AWARD-winning travel writer Hilary Bradt has picked up another prestigious literary gong for an article on travelling in Africa.

The 60-year-old owner of Chalfont St Peter firm Bradt Travel Guides which publishes books on the more unusual and adventurous destinations has won an all-expenses-paid trip with a friend to a game reserve in South Africa on July 20 and will receive an award from Cheryl Carolus, the head of the country's tourist board.

Judges from Africa Geographic magazine awarded her Travel Writer of the Year after reading her account of visiting Madagascar.

She said: "It's nice to get the recognition, particularly for travel writing.
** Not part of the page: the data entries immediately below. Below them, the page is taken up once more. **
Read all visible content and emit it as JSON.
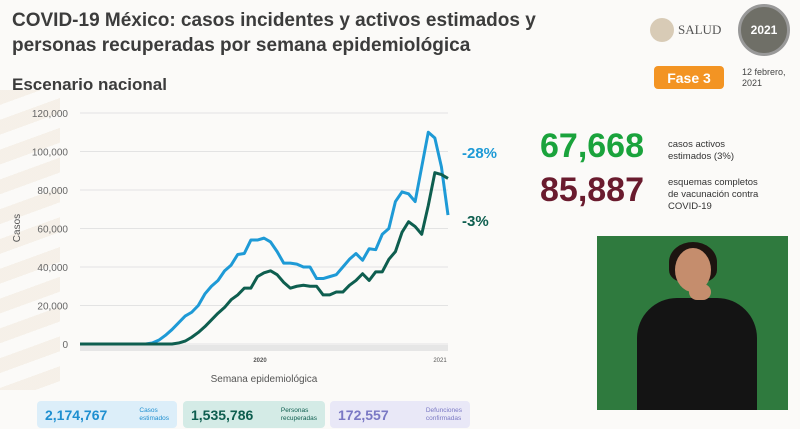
{
  "header": {
    "title_line1": "COVID-19 México: casos incidentes y activos estimados y",
    "title_line2": "personas recuperadas por semana epidemiológica",
    "subtitle": "Escenario nacional",
    "salud": "SALUD",
    "logo_year": "2021",
    "phase": "Fase 3",
    "date_line1": "12 febrero,",
    "date_line2": "2021"
  },
  "kpis": {
    "active": {
      "value": "67,668",
      "label1": "casos activos",
      "label2": "estimados (3%)",
      "color": "#1aa33c"
    },
    "vaccination": {
      "value": "85,887",
      "label1": "esquemas completos",
      "label2": "de vacunación contra",
      "label3": "COVID-19",
      "color": "#6a1b2e"
    }
  },
  "stats": [
    {
      "value": "2,174,767",
      "label1": "Casos",
      "label2": "estimados"
    },
    {
      "value": "1,535,786",
      "label1": "Personas",
      "label2": "recuperadas"
    },
    {
      "value": "172,557",
      "label1": "Defunciones",
      "label2": "confirmadas"
    }
  ],
  "chart_data": {
    "type": "line",
    "ylabel": "Casos",
    "xlabel": "Semana epidemiológica",
    "ylim": [
      0,
      120000
    ],
    "yticks": [
      "0",
      "20,000",
      "40,000",
      "60,000",
      "80,000",
      "100,000",
      "120,000"
    ],
    "year_labels": [
      "2020",
      "2021"
    ],
    "series": [
      {
        "name": "Casos estimados",
        "color": "#1e9ad6",
        "annotation": "-28%",
        "values": [
          0,
          0,
          0,
          0,
          0,
          0,
          0,
          0,
          0,
          0,
          0,
          500,
          2000,
          4500,
          7500,
          11000,
          14500,
          16500,
          20000,
          26000,
          30000,
          33000,
          38000,
          41000,
          46500,
          47000,
          54000,
          54000,
          55000,
          53000,
          48000,
          42000,
          42000,
          41500,
          40000,
          40000,
          34000,
          34000,
          35000,
          36000,
          40000,
          44000,
          47000,
          43500,
          49500,
          49000,
          57000,
          60000,
          74000,
          79000,
          78000,
          74000,
          92000,
          110000,
          107000,
          92000,
          67000
        ]
      },
      {
        "name": "Casos activos",
        "color": "#0e5e4f",
        "annotation": "-3%",
        "values": [
          0,
          0,
          0,
          0,
          0,
          0,
          0,
          0,
          0,
          0,
          0,
          0,
          0,
          0,
          0,
          500,
          1500,
          3500,
          6000,
          9000,
          12500,
          16000,
          19000,
          23000,
          25500,
          29000,
          29000,
          35000,
          37000,
          38000,
          36000,
          32000,
          29000,
          30000,
          30500,
          30000,
          30000,
          25500,
          25500,
          27000,
          27000,
          30500,
          33000,
          36500,
          33000,
          37500,
          37500,
          44000,
          48000,
          58000,
          63500,
          61000,
          57000,
          72000,
          89000,
          88000,
          86000
        ]
      }
    ]
  }
}
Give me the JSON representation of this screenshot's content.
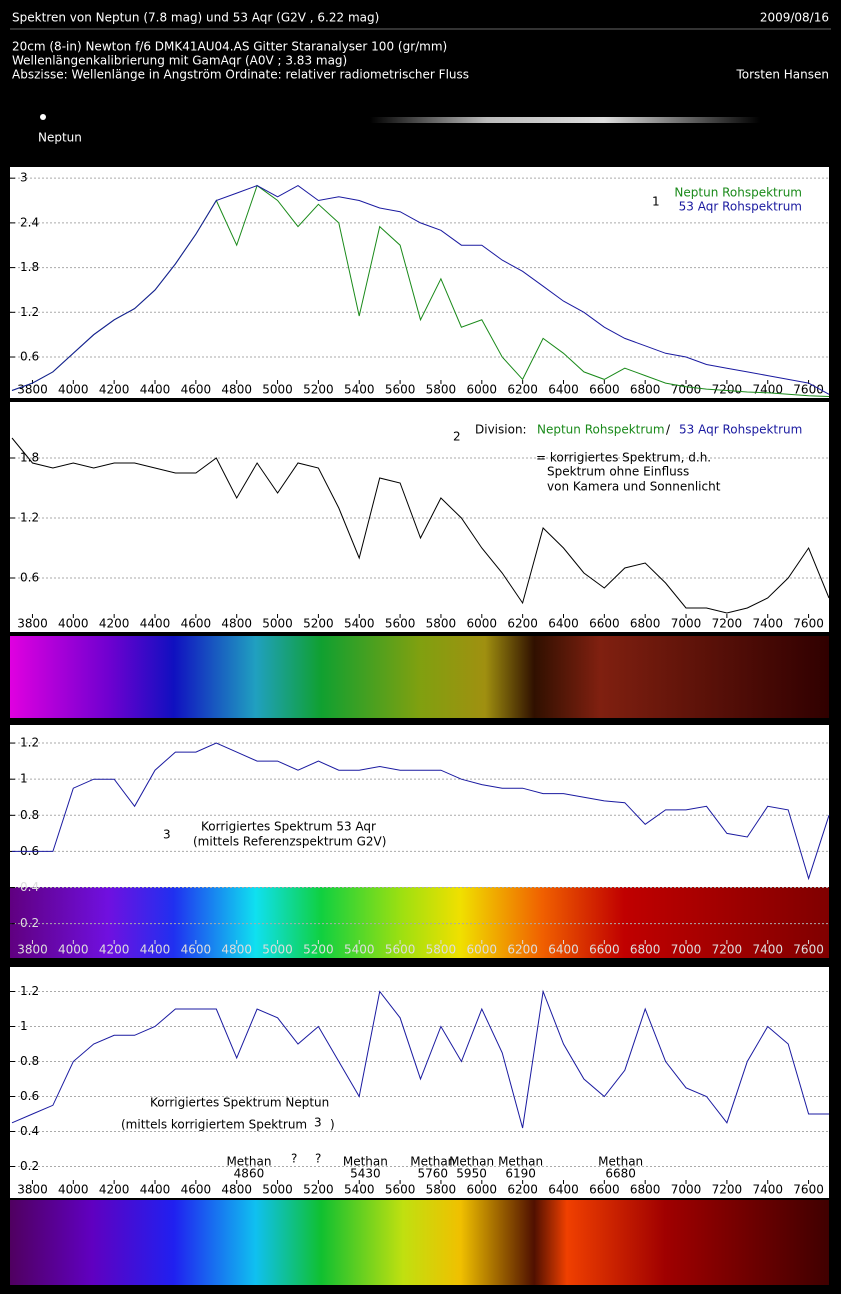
{
  "header": {
    "title": "Spektren von Neptun (7.8 mag) und 53 Aqr (G2V , 6.22 mag)",
    "date": "2009/08/16",
    "lines": [
      "20cm (8-in) Newton f/6   DMK41AU04.AS   Gitter Staranalyser 100 (gr/mm)",
      "Wellenlängenkalibrierung mit GamAqr (A0V ; 3.83 mag)",
      "Abszisse: Wellenlänge in Angström   Ordinate: relativer radiometrischer Fluss"
    ],
    "author": "Torsten Hansen",
    "image_label": "Neptun"
  },
  "chart_data": [
    {
      "type": "line",
      "x": [
        3700,
        3800,
        3900,
        4000,
        4100,
        4200,
        4300,
        4400,
        4500,
        4600,
        4700,
        4800,
        4900,
        5000,
        5100,
        5200,
        5300,
        5400,
        5500,
        5600,
        5700,
        5800,
        5900,
        6000,
        6100,
        6200,
        6300,
        6400,
        6500,
        6600,
        6700,
        6800,
        6900,
        7000,
        7100,
        7200,
        7300,
        7400,
        7500,
        7600,
        7700
      ],
      "series": [
        {
          "name": "Neptun Rohspektrum",
          "color": "#1a8a1a",
          "values": [
            0.15,
            0.25,
            0.4,
            0.65,
            0.9,
            1.1,
            1.25,
            1.5,
            1.85,
            2.25,
            2.7,
            2.1,
            2.9,
            2.7,
            2.35,
            2.65,
            2.4,
            1.15,
            2.35,
            2.1,
            1.1,
            1.65,
            1.0,
            1.1,
            0.6,
            0.3,
            0.85,
            0.65,
            0.4,
            0.3,
            0.45,
            0.35,
            0.25,
            0.2,
            0.17,
            0.15,
            0.13,
            0.12,
            0.1,
            0.08,
            0.07
          ]
        },
        {
          "name": "53 Aqr Rohspektrum",
          "color": "#1a1aa0",
          "values": [
            0.15,
            0.25,
            0.4,
            0.65,
            0.9,
            1.1,
            1.25,
            1.5,
            1.85,
            2.25,
            2.7,
            2.8,
            2.9,
            2.75,
            2.9,
            2.7,
            2.75,
            2.7,
            2.6,
            2.55,
            2.4,
            2.3,
            2.1,
            2.1,
            1.9,
            1.75,
            1.55,
            1.35,
            1.2,
            1.0,
            0.85,
            0.75,
            0.65,
            0.6,
            0.5,
            0.45,
            0.4,
            0.35,
            0.3,
            0.25,
            0.1
          ]
        }
      ],
      "xlim": [
        3690,
        7700
      ],
      "ylim": [
        0.05,
        3.15
      ],
      "xticks": [
        3800,
        4000,
        4200,
        4400,
        4600,
        4800,
        5000,
        5200,
        5400,
        5600,
        5800,
        6000,
        6200,
        6400,
        6600,
        6800,
        7000,
        7200,
        7400,
        7600
      ],
      "yticks": [
        0.6,
        1.2,
        1.8,
        2.4,
        3
      ],
      "grid": true,
      "annotations": [
        "1"
      ]
    },
    {
      "type": "line",
      "x": [
        3700,
        3800,
        3900,
        4000,
        4100,
        4200,
        4300,
        4400,
        4500,
        4600,
        4700,
        4800,
        4900,
        5000,
        5100,
        5200,
        5300,
        5400,
        5500,
        5600,
        5700,
        5800,
        5900,
        6000,
        6100,
        6200,
        6300,
        6400,
        6500,
        6600,
        6700,
        6800,
        6900,
        7000,
        7100,
        7200,
        7300,
        7400,
        7500,
        7600,
        7700
      ],
      "values": [
        2.0,
        1.75,
        1.7,
        1.75,
        1.7,
        1.75,
        1.75,
        1.7,
        1.65,
        1.65,
        1.8,
        1.4,
        1.75,
        1.45,
        1.75,
        1.7,
        1.3,
        0.8,
        1.6,
        1.55,
        1.0,
        1.4,
        1.2,
        0.9,
        0.65,
        0.35,
        1.1,
        0.9,
        0.65,
        0.5,
        0.7,
        0.75,
        0.55,
        0.3,
        0.3,
        0.25,
        0.3,
        0.4,
        0.6,
        0.9,
        0.4
      ],
      "color": "#000000",
      "xlim": [
        3690,
        7700
      ],
      "ylim": [
        0.06,
        2.36
      ],
      "xticks": [
        3800,
        4000,
        4200,
        4400,
        4600,
        4800,
        5000,
        5200,
        5400,
        5600,
        5800,
        6000,
        6200,
        6400,
        6600,
        6800,
        7000,
        7200,
        7400,
        7600
      ],
      "yticks": [
        0.6,
        1.2,
        1.8
      ],
      "grid": true,
      "annotations": [
        "2",
        "Division:",
        "Neptun Rohspektrum",
        "/",
        "53 Aqr Rohspektrum",
        "= korrigiertes Spektrum, d.h.",
        "Spektrum ohne Einfluss",
        "von Kamera und Sonnenlicht"
      ]
    },
    {
      "type": "line",
      "x": [
        3700,
        3800,
        3900,
        4000,
        4100,
        4200,
        4300,
        4400,
        4500,
        4600,
        4700,
        4800,
        4900,
        5000,
        5100,
        5200,
        5300,
        5400,
        5500,
        5600,
        5700,
        5800,
        5900,
        6000,
        6100,
        6200,
        6300,
        6400,
        6500,
        6600,
        6700,
        6800,
        6900,
        7000,
        7100,
        7200,
        7300,
        7400,
        7500,
        7600,
        7700
      ],
      "values": [
        0.6,
        0.6,
        0.6,
        0.95,
        1.0,
        1.0,
        0.85,
        1.05,
        1.15,
        1.15,
        1.2,
        1.15,
        1.1,
        1.1,
        1.05,
        1.1,
        1.05,
        1.05,
        1.07,
        1.05,
        1.05,
        1.05,
        1.0,
        0.97,
        0.95,
        0.95,
        0.92,
        0.92,
        0.9,
        0.88,
        0.87,
        0.75,
        0.83,
        0.83,
        0.85,
        0.7,
        0.68,
        0.85,
        0.83,
        0.45,
        0.8
      ],
      "color": "#1a1aa0",
      "xlim": [
        3690,
        7700
      ],
      "ylim": [
        0.01,
        1.3
      ],
      "xticks": [
        3800,
        4000,
        4200,
        4400,
        4600,
        4800,
        5000,
        5200,
        5400,
        5600,
        5800,
        6000,
        6200,
        6400,
        6600,
        6800,
        7000,
        7200,
        7400,
        7600
      ],
      "yticks": [
        0.2,
        0.4,
        0.6,
        0.8,
        1,
        1.2
      ],
      "grid": true,
      "annotations": [
        "3",
        "Korrigiertes Spektrum  53 Aqr",
        "(mittels Referenzspektrum G2V)"
      ]
    },
    {
      "type": "line",
      "x": [
        3700,
        3800,
        3900,
        4000,
        4100,
        4200,
        4300,
        4400,
        4500,
        4600,
        4700,
        4800,
        4900,
        5000,
        5100,
        5200,
        5300,
        5400,
        5500,
        5600,
        5700,
        5800,
        5900,
        6000,
        6100,
        6200,
        6300,
        6400,
        6500,
        6600,
        6700,
        6800,
        6900,
        7000,
        7100,
        7200,
        7300,
        7400,
        7500,
        7600,
        7700
      ],
      "values": [
        0.45,
        0.5,
        0.55,
        0.8,
        0.9,
        0.95,
        0.95,
        1.0,
        1.1,
        1.1,
        1.1,
        0.82,
        1.1,
        1.05,
        0.9,
        1.0,
        0.8,
        0.6,
        1.2,
        1.05,
        0.7,
        1.0,
        0.8,
        1.1,
        0.85,
        0.42,
        1.2,
        0.9,
        0.7,
        0.6,
        0.75,
        1.1,
        0.8,
        0.65,
        0.6,
        0.45,
        0.8,
        1.0,
        0.9,
        0.5,
        0.5
      ],
      "color": "#1a1aa0",
      "xlim": [
        3690,
        7700
      ],
      "ylim": [
        0.02,
        1.34
      ],
      "xticks": [
        3800,
        4000,
        4200,
        4400,
        4600,
        4800,
        5000,
        5200,
        5400,
        5600,
        5800,
        6000,
        6200,
        6400,
        6600,
        6800,
        7000,
        7200,
        7400,
        7600
      ],
      "yticks": [
        0.2,
        0.4,
        0.6,
        0.8,
        1,
        1.2
      ],
      "grid": true,
      "annotations": [
        "Korrigiertes Spektrum  Neptun",
        "(mittels korrigiertem Spektrum",
        "3",
        ")",
        "?",
        "?"
      ],
      "features": [
        {
          "label": "Methan",
          "wavelength": 4860
        },
        {
          "label": "Methan",
          "wavelength": 5430
        },
        {
          "label": "Methan",
          "wavelength": 5760
        },
        {
          "label": "Methan",
          "wavelength": 5950
        },
        {
          "label": "Methan",
          "wavelength": 6190
        },
        {
          "label": "Methan",
          "wavelength": 6680
        }
      ]
    }
  ]
}
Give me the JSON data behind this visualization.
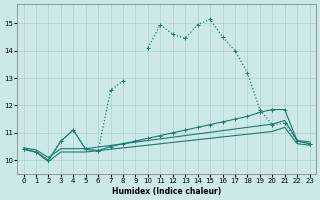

It's something you work hard at and you never know if you are any good or not."

Mrs Bradt, who grew up in Chalfont St Peter and runs her publishing company from its shop and offices in the High Street, has always loved backpacking through less well known parts of the world.

The publishing business began with her first book, a guide to exploring Peru and Bolivia, which she wrote in 1973.

Her adventures have also included hitchhiking through the Middle East and getting arrested while trying to get to Entebbe in Uganda, unaware that the Entebbe raid was taking place at the time.

Mrs Bradt, who still hitch-hikes, says she has no intention of slowing down. "I think the 60s is a wonderful decade. You can be yourself. And the really adventurous travellers are those in their 60s and 70s. They've got time, they've seen a lot, they want new horizons all the time and are less worried about perceived dangers."

Bradt Guides, she says, are grown-up guides rather than being angled to gap-year students. Her new edition on Madagascar won the Best Guide Book 2000 award, and her firm was Small Publisher of the Year in 1997.